Lynne Hermansen
Special to The Gardner News
Gardner passed an ordinance for new City Land Development Code amendments.
David Knopick, community development director,  presented the new amendments at the March 15 council meeting.
The amendment changes ranged from rezoning petitions to the county, clarifying definitions of mobile homes and other small home units, conditional use permit language, administrative adjustments for the roles of the director and planning commission and temporary construction development offices on residential developments.
Randy Gregorcyk, member, said the predecessors had done a lot of work and he had a few questions.
Gregorcyk said he wanted to know about street trees and if they could go between the curb and sidewalk.
Knopick said yes and it was important to have that definition.
Gregorcyk said he also wanted to know about pre site  plans with developers.
Knopick said they had received good reception with starting a discovery stage with developers and putting plans together prior to pen to paper.
“It is a 70 day window from the first day to when it goes to council for consideration,” he said. “We don’t want to bring partial applications as it is a more costly development process.”
Gregorcyk said he liked the positive feedback. “It’s a good move, creates a good partnership and keeps developers developing the community,” he said.
Kacy Deaton, member, said she wanted to know if the conditional permits for mobile homes were automatic or if people had to come back.
Knopick said mobile home owners are automatically approved already and once the amendments go through the owners will be held to those standards.
Steve Shute, mayor, said he wanted to know more about the definition of small format homes.
Knopick said the regulation change was for the flexibility size of homes and lots in a district and the standards would come later.
The question of newly appointed council member’s Deaton’s planning commission seat came up during council updates. Deaton replaced  former member Rich Melton. Melton recently resigned due to a conflict in residency.

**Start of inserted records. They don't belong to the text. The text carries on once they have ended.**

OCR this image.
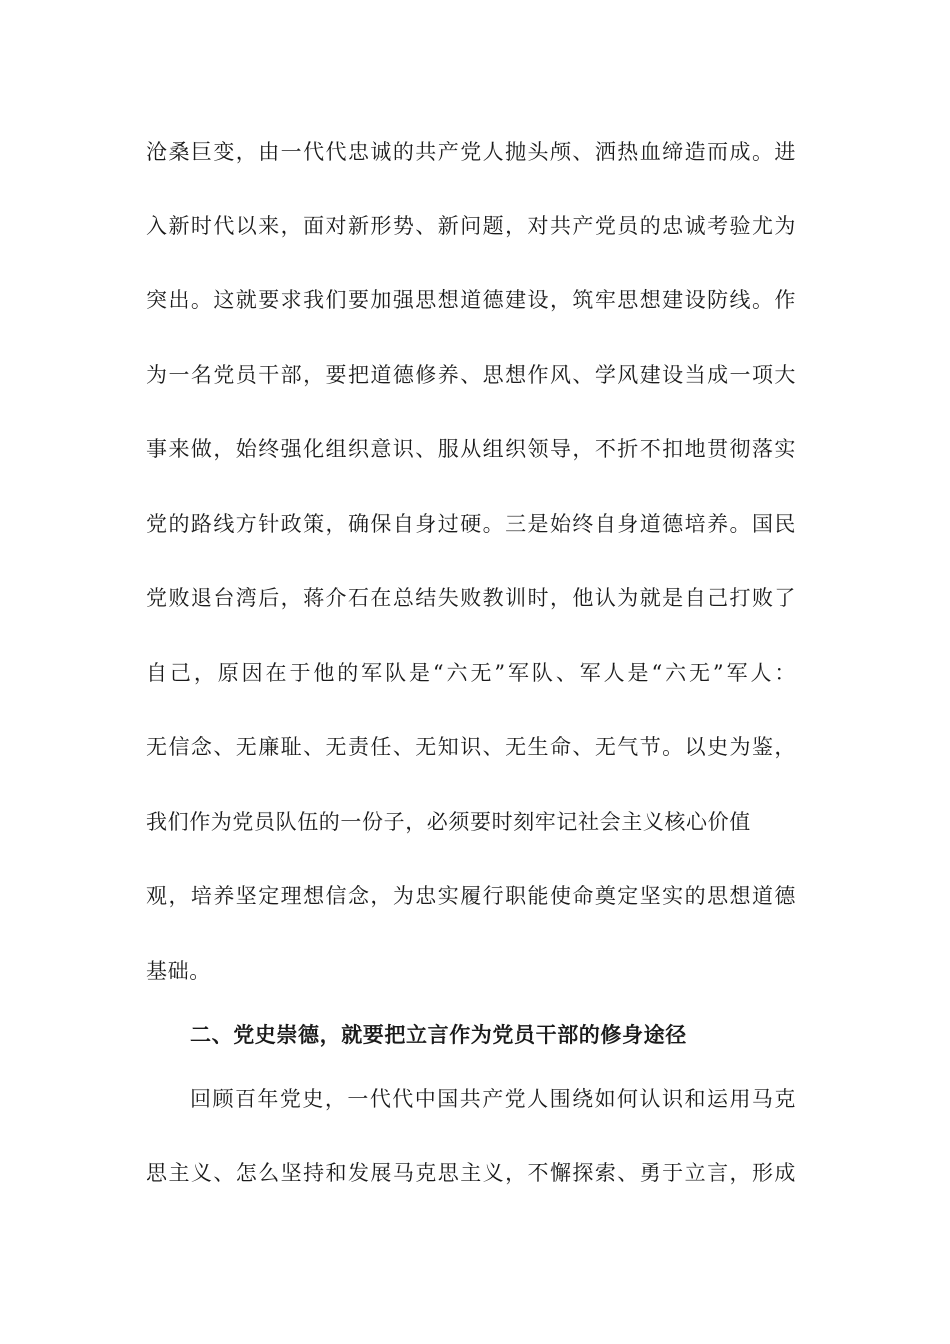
沧桑巨变，由一代代忠诚的共产党人抛头颅、洒热血缔造而成。进
入新时代以来，面对新形势、新问题，对共产党员的忠诚考验尤为
突出。这就要求我们要加强思想道德建设，筑牢思想建设防线。作
为一名党员干部，要把道德修养、思想作风、学风建设当成一项大
事来做，始终强化组织意识、服从组织领导，不折不扣地贯彻落实
党的路线方针政策，确保自身过硬。三是始终自身道德培养。国民
党败退台湾后，蒋介石在总结失败教训时，他认为就是自己打败了
自己，原因在于他的军队是“六无”军队、军人是“六无”军人：
无信念、无廉耻、无责任、无知识、无生命、无气节。以史为鉴，
我们作为党员队伍的一份子，必须要时刻牢记社会主义核心价值
观，培养坚定理想信念，为忠实履行职能使命奠定坚实的思想道德
基础。
二、党史崇德，就要把立言作为党员干部的修身途径
回顾百年党史，一代代中国共产党人围绕如何认识和运用马克
思主义、怎么坚持和发展马克思主义，不懈探索、勇于立言，形成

Jim Pruetting, city administrator, said he needed a clear direction to follow for the precedent of the remainder of Deaton’s term.
Tory Roberts, member,  said she thought it should be decided on in the next election coming up in November. “You get someone in quicker than just appointing,” she said. “I was appointed and people don’t treat you the same.”
Deaton said she understood where Roberts was coming from.
“I would go for the continuity of the term,” she said.
Gregorcyk said he agreed with Roberts. “It would behest the citizens to go through an election process,” he said.
Mark Baldwin, council vice president, said he always thinks citizens decide best, but in this case continuity of the council seat to stagger terms instead of stacking terms was best.
Shute said if they were to hold a special election Deaton would only serve two years until the next election and three other council members including the mayor would be in the special election too creating too much confusion.
Gregorcyk said he wanted to look at city precedents for these situations.
Shute said it was more complex than just holding a special election.
“There aren’t many special elections out there,” he said. “City staff can do research as we want to be open and transparent as possible.”